The detection layer is deliberately a hybrid. Pure regex is fast and explainable but has a brittle recall ceiling on free-form prose. Pure LLM classification is flexible but slow, expensive and hallucinatory. Combining the two gives most of the recall with most of the precision.

  • Pattern layer. Regex / token rules for high-confidence structured PII such as credit-card-shaped strings, IBANs, sort-codes, internal ticket IDs, AWS / GCP credentials, API keys.
  • LLM-assisted layer. A lightweight classifier called for ambiguous cases such as "is this paragraph a customer record?", "does this excerpt look like internal source code?", "is this a confidential contract clause?".
  • False-positive damping. A scoring layer that combines pattern hits and classifier verdicts, so a single weak signal does not block a legitimate prompt. This was important for usability because security controls only work when users understand and trust the decision.

React admin dashboard

  • React frontend for security operators covering analytics, rule configuration and live event review.
  • Charts on prompt volume, block / redact / allow ratios, top-firing rules and per-user heatmaps.
  • Inline rule editor where pattern rules can be authored, tested against a prompt sample, and rolled out to specific tenants without redeploying the extension.
  • Drill-down on individual events with full payload inspection, redacted by default and unlockable behind explicit operator action, which is itself an audit event.

Policy & enforcement

Prompt passes all rules. Forwarded to the LLM unchanged. Logged at a low retention tier so the audit trail exists without flooding storage.

Observability

A control product that nobody trusts is worse than no control product. The team treated observability as a first-class deliverable, not an afterthought.

Logging
Structured JSON

Correlation IDs end-to-end

Metrics
Per-rule fire rates

Catch rule drift

Dashboards
Cloud Run + custom

Latency / errors / volume

Alerting
Threshold-based

On fire-rate spikes

Security model

  • Tenant-scoped API tokens, rotated through the dashboard. No long-lived shared secrets in the extension package.
  • Prompt payloads in transit are TLS-only; at rest, only blocked-event payloads are persisted, and only behind operator-controlled retention.
  • Extension permissions are scoped to the LLM domains the tenant configures rather than blanket access to all browsing.
  • The detection layer is treated as untrusted-content territory: the LLM-assisted classifier runs on a non-overridable system prompt, and its verdicts are scored, not executed as policy.

Hackathon outcome

Built as a small team during the WMG / Google / NatWest Secure Intelligence Frontier hackathon. The combination of an opinionated end-to-end product slice (extension + backend + dashboard, all working), a clear regulatory framing and a hybrid detection layer that performed reliably during live demos was enough to advance the team to the grand final at Google London.
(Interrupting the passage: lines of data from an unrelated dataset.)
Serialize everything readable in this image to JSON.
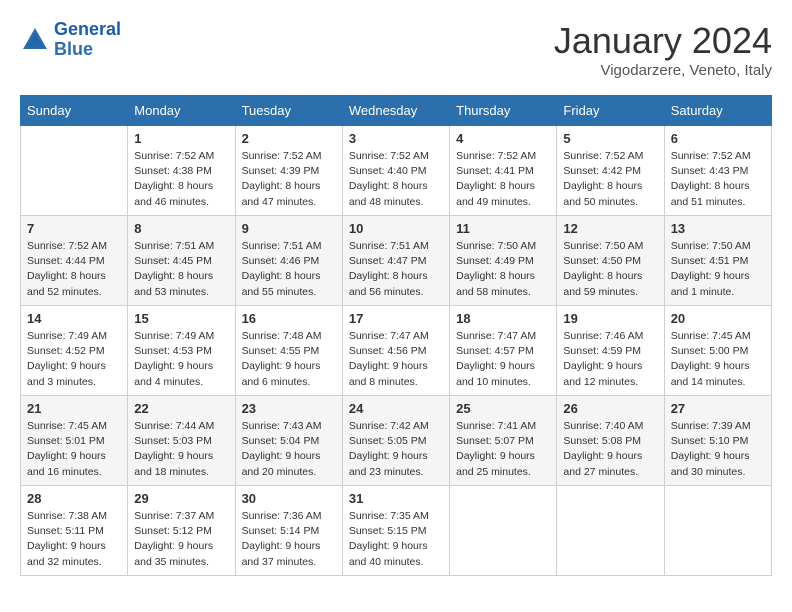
{
  "header": {
    "logo_line1": "General",
    "logo_line2": "Blue",
    "month_year": "January 2024",
    "location": "Vigodarzere, Veneto, Italy"
  },
  "days_of_week": [
    "Sunday",
    "Monday",
    "Tuesday",
    "Wednesday",
    "Thursday",
    "Friday",
    "Saturday"
  ],
  "weeks": [
    [
      {
        "num": "",
        "info": ""
      },
      {
        "num": "1",
        "info": "Sunrise: 7:52 AM\nSunset: 4:38 PM\nDaylight: 8 hours\nand 46 minutes."
      },
      {
        "num": "2",
        "info": "Sunrise: 7:52 AM\nSunset: 4:39 PM\nDaylight: 8 hours\nand 47 minutes."
      },
      {
        "num": "3",
        "info": "Sunrise: 7:52 AM\nSunset: 4:40 PM\nDaylight: 8 hours\nand 48 minutes."
      },
      {
        "num": "4",
        "info": "Sunrise: 7:52 AM\nSunset: 4:41 PM\nDaylight: 8 hours\nand 49 minutes."
      },
      {
        "num": "5",
        "info": "Sunrise: 7:52 AM\nSunset: 4:42 PM\nDaylight: 8 hours\nand 50 minutes."
      },
      {
        "num": "6",
        "info": "Sunrise: 7:52 AM\nSunset: 4:43 PM\nDaylight: 8 hours\nand 51 minutes."
      }
    ],
    [
      {
        "num": "7",
        "info": "Sunrise: 7:52 AM\nSunset: 4:44 PM\nDaylight: 8 hours\nand 52 minutes."
      },
      {
        "num": "8",
        "info": "Sunrise: 7:51 AM\nSunset: 4:45 PM\nDaylight: 8 hours\nand 53 minutes."
      },
      {
        "num": "9",
        "info": "Sunrise: 7:51 AM\nSunset: 4:46 PM\nDaylight: 8 hours\nand 55 minutes."
      },
      {
        "num": "10",
        "info": "Sunrise: 7:51 AM\nSunset: 4:47 PM\nDaylight: 8 hours\nand 56 minutes."
      },
      {
        "num": "11",
        "info": "Sunrise: 7:50 AM\nSunset: 4:49 PM\nDaylight: 8 hours\nand 58 minutes."
      },
      {
        "num": "12",
        "info": "Sunrise: 7:50 AM\nSunset: 4:50 PM\nDaylight: 8 hours\nand 59 minutes."
      },
      {
        "num": "13",
        "info": "Sunrise: 7:50 AM\nSunset: 4:51 PM\nDaylight: 9 hours\nand 1 minute."
      }
    ],
    [
      {
        "num": "14",
        "info": "Sunrise: 7:49 AM\nSunset: 4:52 PM\nDaylight: 9 hours\nand 3 minutes."
      },
      {
        "num": "15",
        "info": "Sunrise: 7:49 AM\nSunset: 4:53 PM\nDaylight: 9 hours\nand 4 minutes."
      },
      {
        "num": "16",
        "info": "Sunrise: 7:48 AM\nSunset: 4:55 PM\nDaylight: 9 hours\nand 6 minutes."
      },
      {
        "num": "17",
        "info": "Sunrise: 7:47 AM\nSunset: 4:56 PM\nDaylight: 9 hours\nand 8 minutes."
      },
      {
        "num": "18",
        "info": "Sunrise: 7:47 AM\nSunset: 4:57 PM\nDaylight: 9 hours\nand 10 minutes."
      },
      {
        "num": "19",
        "info": "Sunrise: 7:46 AM\nSunset: 4:59 PM\nDaylight: 9 hours\nand 12 minutes."
      },
      {
        "num": "20",
        "info": "Sunrise: 7:45 AM\nSunset: 5:00 PM\nDaylight: 9 hours\nand 14 minutes."
      }
    ],
    [
      {
        "num": "21",
        "info": "Sunrise: 7:45 AM\nSunset: 5:01 PM\nDaylight: 9 hours\nand 16 minutes."
      },
      {
        "num": "22",
        "info": "Sunrise: 7:44 AM\nSunset: 5:03 PM\nDaylight: 9 hours\nand 18 minutes."
      },
      {
        "num": "23",
        "info": "Sunrise: 7:43 AM\nSunset: 5:04 PM\nDaylight: 9 hours\nand 20 minutes."
      },
      {
        "num": "24",
        "info": "Sunrise: 7:42 AM\nSunset: 5:05 PM\nDaylight: 9 hours\nand 23 minutes."
      },
      {
        "num": "25",
        "info": "Sunrise: 7:41 AM\nSunset: 5:07 PM\nDaylight: 9 hours\nand 25 minutes."
      },
      {
        "num": "26",
        "info": "Sunrise: 7:40 AM\nSunset: 5:08 PM\nDaylight: 9 hours\nand 27 minutes."
      },
      {
        "num": "27",
        "info": "Sunrise: 7:39 AM\nSunset: 5:10 PM\nDaylight: 9 hours\nand 30 minutes."
      }
    ],
    [
      {
        "num": "28",
        "info": "Sunrise: 7:38 AM\nSunset: 5:11 PM\nDaylight: 9 hours\nand 32 minutes."
      },
      {
        "num": "29",
        "info": "Sunrise: 7:37 AM\nSunset: 5:12 PM\nDaylight: 9 hours\nand 35 minutes."
      },
      {
        "num": "30",
        "info": "Sunrise: 7:36 AM\nSunset: 5:14 PM\nDaylight: 9 hours\nand 37 minutes."
      },
      {
        "num": "31",
        "info": "Sunrise: 7:35 AM\nSunset: 5:15 PM\nDaylight: 9 hours\nand 40 minutes."
      },
      {
        "num": "",
        "info": ""
      },
      {
        "num": "",
        "info": ""
      },
      {
        "num": "",
        "info": ""
      }
    ]
  ]
}
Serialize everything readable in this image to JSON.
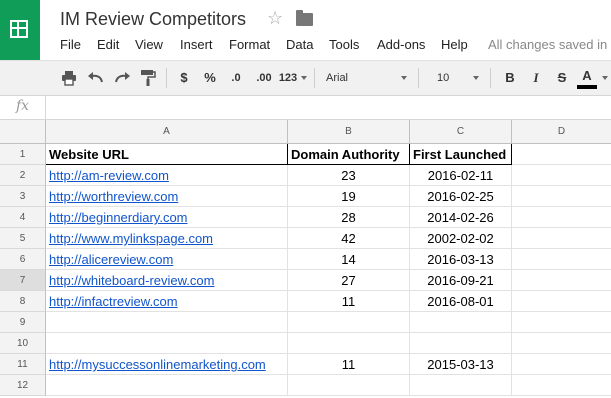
{
  "doc": {
    "title": "IM Review Competitors"
  },
  "menu": [
    "File",
    "Edit",
    "View",
    "Insert",
    "Format",
    "Data",
    "Tools",
    "Add-ons",
    "Help"
  ],
  "status": {
    "saved_text": "All changes saved in Drive"
  },
  "toolbar": {
    "currency": "$",
    "percent": "%",
    "dec_decrease": ".0",
    "dec_increase": ".00",
    "more_formats": "123",
    "font": "Arial",
    "size": "10",
    "bold": "B",
    "italic": "I",
    "strike": "S",
    "text_color": "A",
    "text_color_value": "#000000"
  },
  "formula_bar": {
    "fx": "fx",
    "value": ""
  },
  "grid": {
    "columns": [
      "A",
      "B",
      "C",
      "D"
    ],
    "headers": [
      "Website URL",
      "Domain Authority",
      "First Launched"
    ],
    "rows": [
      {
        "n": "1"
      },
      {
        "n": "2",
        "url": "http://am-review.com",
        "da": "23",
        "date": "2016-02-11"
      },
      {
        "n": "3",
        "url": "http://worthreview.com",
        "da": "19",
        "date": "2016-02-25"
      },
      {
        "n": "4",
        "url": "http://beginnerdiary.com",
        "da": "28",
        "date": "2014-02-26"
      },
      {
        "n": "5",
        "url": "http://www.mylinkspage.com",
        "da": "42",
        "date": "2002-02-02"
      },
      {
        "n": "6",
        "url": "http://alicereview.com",
        "da": "14",
        "date": "2016-03-13"
      },
      {
        "n": "7",
        "url": "http://whiteboard-review.com",
        "da": "27",
        "date": "2016-09-21"
      },
      {
        "n": "8",
        "url": "http://infactreview.com",
        "da": "11",
        "date": "2016-08-01"
      },
      {
        "n": "9"
      },
      {
        "n": "10"
      },
      {
        "n": "11",
        "url": "http://mysuccessonlinemarketing.com",
        "da": "11",
        "date": "2015-03-13"
      },
      {
        "n": "12"
      }
    ]
  },
  "colors": {
    "brand": "#0f9d58",
    "link": "#1155cc"
  }
}
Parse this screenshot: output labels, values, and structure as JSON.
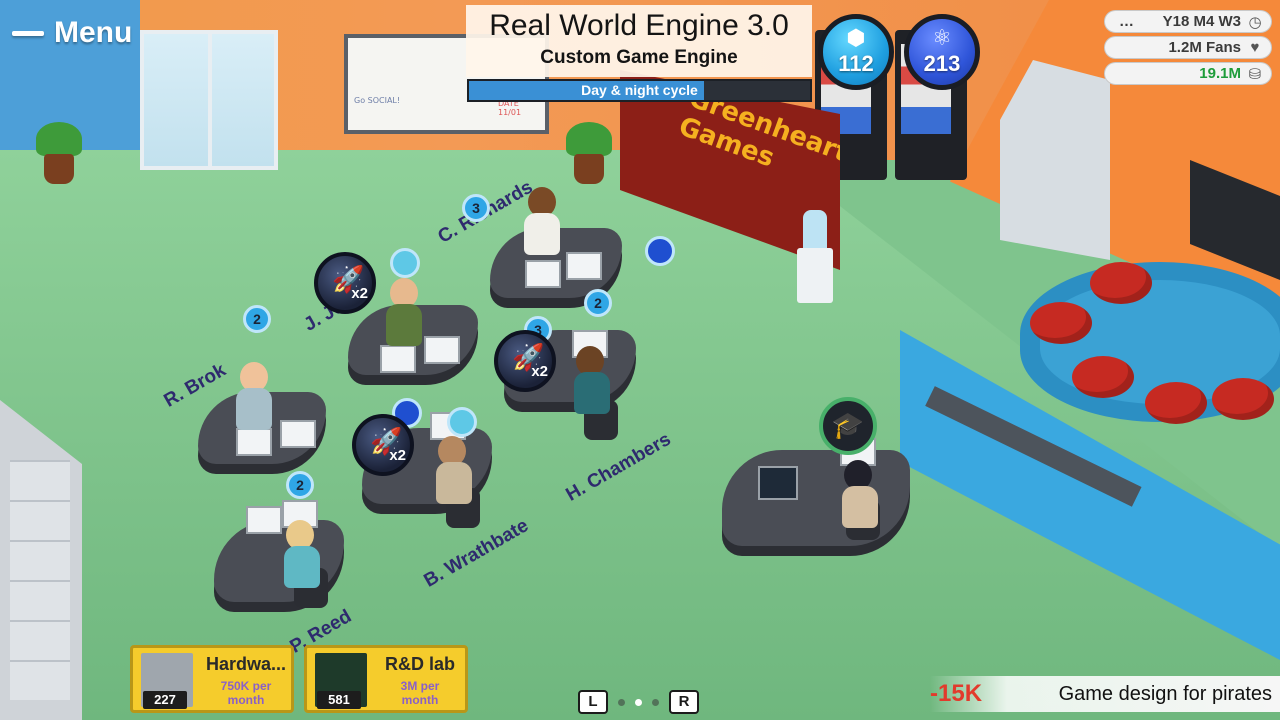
{
  "hud": {
    "menu_label": "Menu",
    "project": {
      "title": "Real World Engine 3.0",
      "subtitle": "Custom Game Engine",
      "progress_label": "Day & night cycle",
      "progress_fraction": 0.69
    },
    "points": {
      "design": "112",
      "tech": "213"
    },
    "stats": {
      "date": "Y18 M4 W3",
      "fans": "1.2M Fans",
      "cash": "19.1M"
    },
    "bottom_cards": [
      {
        "title": "Hardwa...",
        "cost_line1": "750K per",
        "cost_line2": "month",
        "count": "227"
      },
      {
        "title": "R&D lab",
        "cost_line1": "3M per",
        "cost_line2": "month",
        "count": "581"
      }
    ],
    "pager": {
      "left_key": "L",
      "right_key": "R",
      "active_page": 2,
      "page_count": 3
    },
    "status_bar": {
      "change": "-15K",
      "topic": "Game design for pirates"
    }
  },
  "scene": {
    "company_logo_line1": "Greenheart",
    "company_logo_line2": "Games",
    "whiteboard_notes": [
      "Go SOCIAL!",
      "RELEASE DATE 11/01"
    ],
    "workers": [
      {
        "name": "C. Richards",
        "research_points": "3"
      },
      {
        "name": "J. Jo",
        "boost": "x2"
      },
      {
        "name": "R. Brok",
        "research_points": "2"
      },
      {
        "name": "H. Chambers",
        "research_points": "3",
        "boost": "x2",
        "second_points": "2"
      },
      {
        "name": "B. Wrathbate",
        "boost": "x2"
      },
      {
        "name": "P. Reed",
        "research_points": "2"
      }
    ]
  },
  "colors": {
    "design_orb": "#1f9fe0",
    "tech_orb": "#2f55d9",
    "cash_green": "#1e9c3a",
    "loss_red": "#e23a2c",
    "card_yellow": "#f5cc2c",
    "name_purple": "#2e2a6e"
  },
  "icons": {
    "menu": "hamburger-icon",
    "design": "cube-icon",
    "tech": "atom-icon",
    "date": "clock-icon",
    "fans": "heart-icon",
    "cash": "coins-icon",
    "boost": "rocket-icon",
    "training": "graduation-cap-icon"
  }
}
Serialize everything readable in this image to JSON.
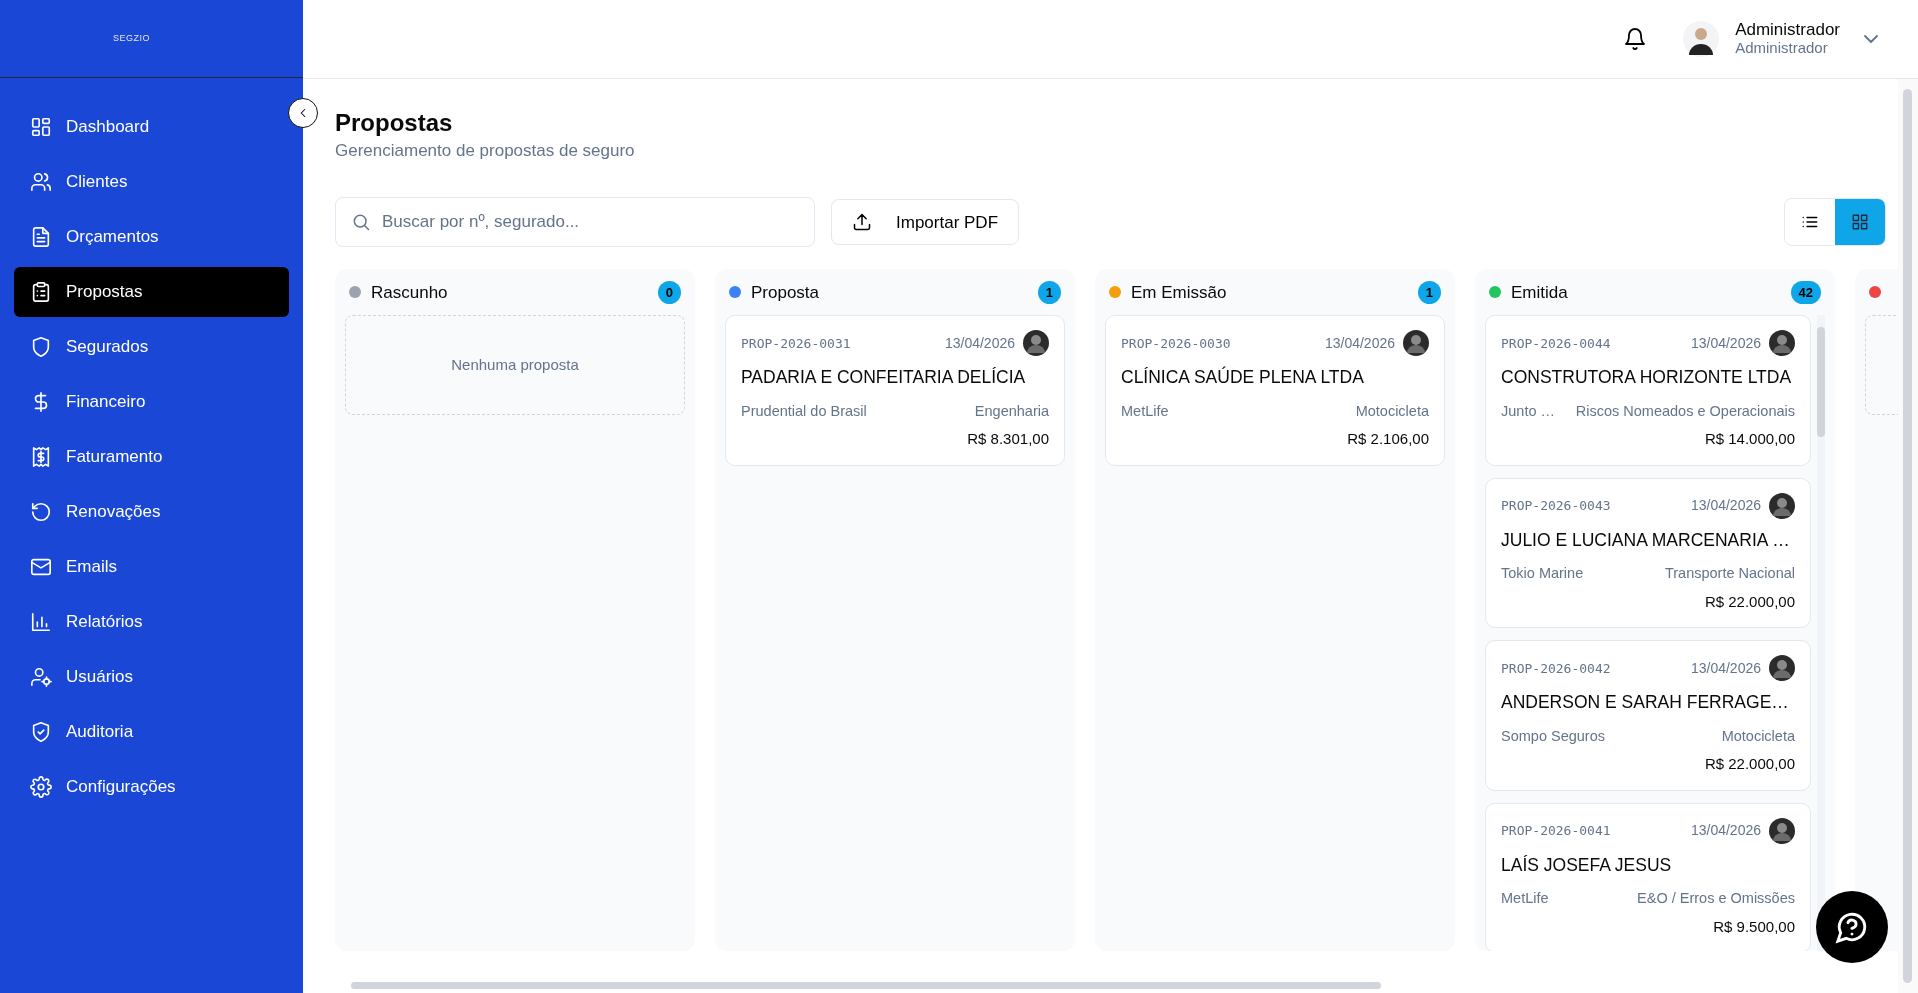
{
  "brand": "SEGZIO",
  "sidebar": {
    "items": [
      {
        "label": "Dashboard",
        "selected": false
      },
      {
        "label": "Clientes",
        "selected": false
      },
      {
        "label": "Orçamentos",
        "selected": false
      },
      {
        "label": "Propostas",
        "selected": true
      },
      {
        "label": "Segurados",
        "selected": false
      },
      {
        "label": "Financeiro",
        "selected": false
      },
      {
        "label": "Faturamento",
        "selected": false
      },
      {
        "label": "Renovações",
        "selected": false
      },
      {
        "label": "Emails",
        "selected": false
      },
      {
        "label": "Relatórios",
        "selected": false
      },
      {
        "label": "Usuários",
        "selected": false
      },
      {
        "label": "Auditoria",
        "selected": false
      },
      {
        "label": "Configurações",
        "selected": false
      }
    ]
  },
  "user": {
    "name": "Administrador",
    "role": "Administrador"
  },
  "page": {
    "title": "Propostas",
    "subtitle": "Gerenciamento de propostas de seguro"
  },
  "search": {
    "placeholder": "Buscar por nº, segurado..."
  },
  "import_button": "Importar PDF",
  "view_toggle": [
    {
      "kind": "list",
      "selected": false
    },
    {
      "kind": "grid",
      "selected": true
    }
  ],
  "columns": [
    {
      "title": "Rascunho",
      "color": "#9ca3af",
      "count": "0",
      "empty_text": "Nenhuma proposta"
    },
    {
      "title": "Proposta",
      "color": "#3b82f6",
      "count": "1",
      "cards": [
        {
          "number": "PROP-2026-0031",
          "date": "13/04/2026",
          "name": "PADARIA E CONFEITARIA DELÍCIA",
          "insurer": "Prudential do Brasil",
          "line": "Engenharia",
          "amount": "R$ 8.301,00"
        }
      ]
    },
    {
      "title": "Em Emissão",
      "color": "#f59e0b",
      "count": "1",
      "cards": [
        {
          "number": "PROP-2026-0030",
          "date": "13/04/2026",
          "name": "CLÍNICA SAÚDE PLENA LTDA",
          "insurer": "MetLife",
          "line": "Motocicleta",
          "amount": "R$ 2.106,00"
        }
      ]
    },
    {
      "title": "Emitida",
      "color": "#22c55e",
      "count": "42",
      "cards": [
        {
          "number": "PROP-2026-0044",
          "date": "13/04/2026",
          "name": "CONSTRUTORA HORIZONTE LTDA",
          "insurer": "Junto …",
          "line": "Riscos Nomeados e Operacionais",
          "amount": "R$ 14.000,00"
        },
        {
          "number": "PROP-2026-0043",
          "date": "13/04/2026",
          "name": "JULIO E LUCIANA MARCENARIA …",
          "insurer": "Tokio Marine",
          "line": "Transporte Nacional",
          "amount": "R$ 22.000,00"
        },
        {
          "number": "PROP-2026-0042",
          "date": "13/04/2026",
          "name": "ANDERSON E SARAH FERRAGE…",
          "insurer": "Sompo Seguros",
          "line": "Motocicleta",
          "amount": "R$ 22.000,00"
        },
        {
          "number": "PROP-2026-0041",
          "date": "13/04/2026",
          "name": "LAÍS JOSEFA JESUS",
          "insurer": "MetLife",
          "line": "E&O / Erros e Omissões",
          "amount": "R$ 9.500,00"
        }
      ]
    },
    {
      "color": "#ef4444"
    }
  ]
}
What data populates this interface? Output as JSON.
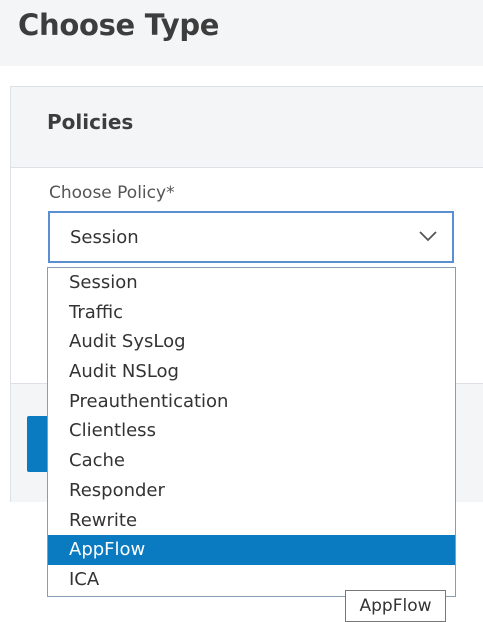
{
  "page": {
    "title": "Choose Type"
  },
  "panel": {
    "title": "Policies"
  },
  "field": {
    "label": "Choose Policy*",
    "selected_value": "Session"
  },
  "dropdown": {
    "highlighted": "AppFlow",
    "options": [
      {
        "label": "Session"
      },
      {
        "label": "Traffic"
      },
      {
        "label": "Audit SysLog"
      },
      {
        "label": "Audit NSLog"
      },
      {
        "label": "Preauthentication"
      },
      {
        "label": "Clientless"
      },
      {
        "label": "Cache"
      },
      {
        "label": "Responder"
      },
      {
        "label": "Rewrite"
      },
      {
        "label": "AppFlow"
      },
      {
        "label": "ICA"
      }
    ]
  },
  "tooltip": {
    "text": "AppFlow"
  },
  "icons": {
    "select_toggle": "chevron-down-icon"
  },
  "colors": {
    "accent": "#0a7bc1",
    "select_border": "#5a8fd4",
    "header_background": "#f4f5f7"
  }
}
The lesson worth carrying into other AI-security work: the biggest differentiator was not detection complexity. It was UX and observability. A DLP tool that operators trust is one whose decisions they can read, explain and override.

Future work

  • Native enterprise-browser integration (Edge for Business, Chrome Enterprise policy) to remove per-user extension install friction.
  • Streaming evaluation to score and redact prompts token by token while the user types, instead of only at submit time.
  • Reverse-direction DLP: scan model responses for inadvertent internal context leakage when used inside corporate copilots.
  • SIEM integration (Splunk / Chronicle / Sentinel) so PromptGuard events land in the same incident pipeline as the rest of corporate security.